BERLIN • When 15-year-old Linda Wenzel started to wear long- sleeved clothes early last year, it quickly struck her classmates and teachers in the sleepy eastern German town of Pulsnitz as odd. Her conversion to Islam was noticed almost immediately in a part of Germany where only 0.5 per cent of the population is Muslim and where the backlash against Chancellor Angela Merkel's pro-refugee policy had been stronger than almost anywhere else in the country.
Linda's school soon reached out to her mother and stepfather about the subtle changes, German prosecutors said. But when the teenager told her parents one day last July that she would sleep at a friend's place over the weekend, they later said, they did not suspect anything unusual.
By that time, Linda had decided to join the Islamic State in Iraq and Syria (ISIS), investigators believe. They said that after chatting online with members of the extremist group, she left home and travelled to ISIS territory, where she is believed to have remained for at least 12 months.
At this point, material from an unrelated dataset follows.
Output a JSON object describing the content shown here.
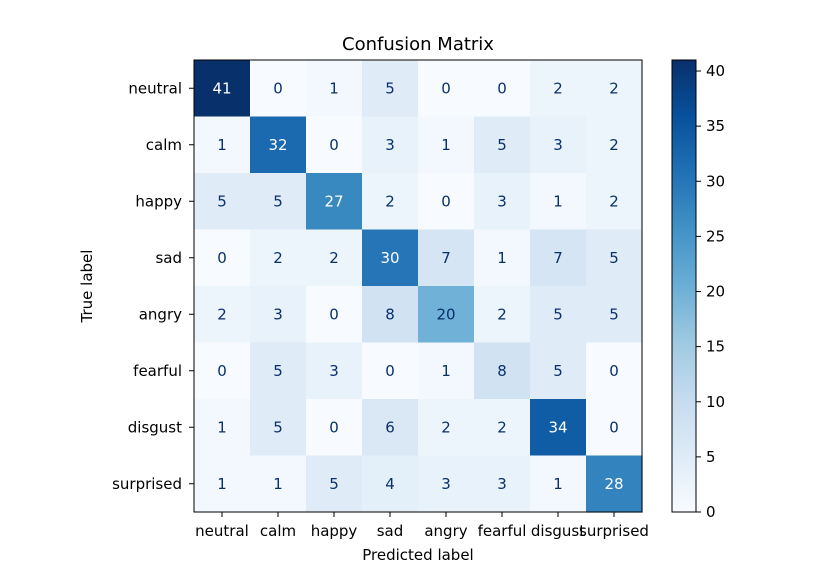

The case prompted criticism of the German authorities, with many questioning why she had not been stopped from travelling abroad despite having shown signs of possible radicalisation.
Over a year later, Linda has been arrested by the Iraqi authorities, although the exact circumstances of the operation that led to her being taken into custody remain unclear. German officials have spoken to the teen, now 16, at an Iraqi military site where United States doctors are treating her for injuries, according to German TV network ARD.
But Germany has not officially requested an extradition, indicating she could face charges both in Iraq and in Germany. If sentenced in Iraq, Linda could face the death penalty, although German intelligence officials are reportedly in talks with their Iraqi counterparts over her return to Europe.
Speaking to ARD, Linda said that she hoped for a quick return to Germany and that she regretted her decision to join ISIS. "I want to go home to my family," she said.
TARGETING THE YOUNG
ISIL has turned terrorist recruitment and radicalisation effectively into a mass product mostly on young adults aged between 17 and 23 for the simple reason that they are unlikely to be government spies.
MR DANIEL KOEHLER, director of the German Institute on Radicalisation and De-Radicalisation Studies, on underage terrorists. ISIL is another name for ISIS.
As officials are deliberating how to transfer her back to Germany, prevention specialists and researchers wonder why she left Europe in the first place. Her case has renewed the spotlight on ISIS' continued ability to attract boys and girls across Europe to its cause, even as the overall number of adult recruits has dropped.
Underage terrorists have been a particular concern in Germany, where multiple plots by minors were foiled last year alone. In February last year, a 15-year-old girl stabbed a police officer in an attack allegedly inspired by ISIS. Last July, a 17-year-old Afghan refugee attacked passengers on a train in Bavaria after pledging allegiance to ISIS. And in December, a 12-year-old boy with Iraqi parents was caught planning a nail-bomb attack targeting a German Christmas market.
"ISIL has turned terrorist recruitment and radicalisation effectively into a mass product mostly on young adults aged between 17 and 23 for the simple reason that they are unlikely to be government spies," said Mr Daniel Koehler, director of the German Institute on Radicalisation and De-Radicalisation Studies. ISIL is another name for ISIS.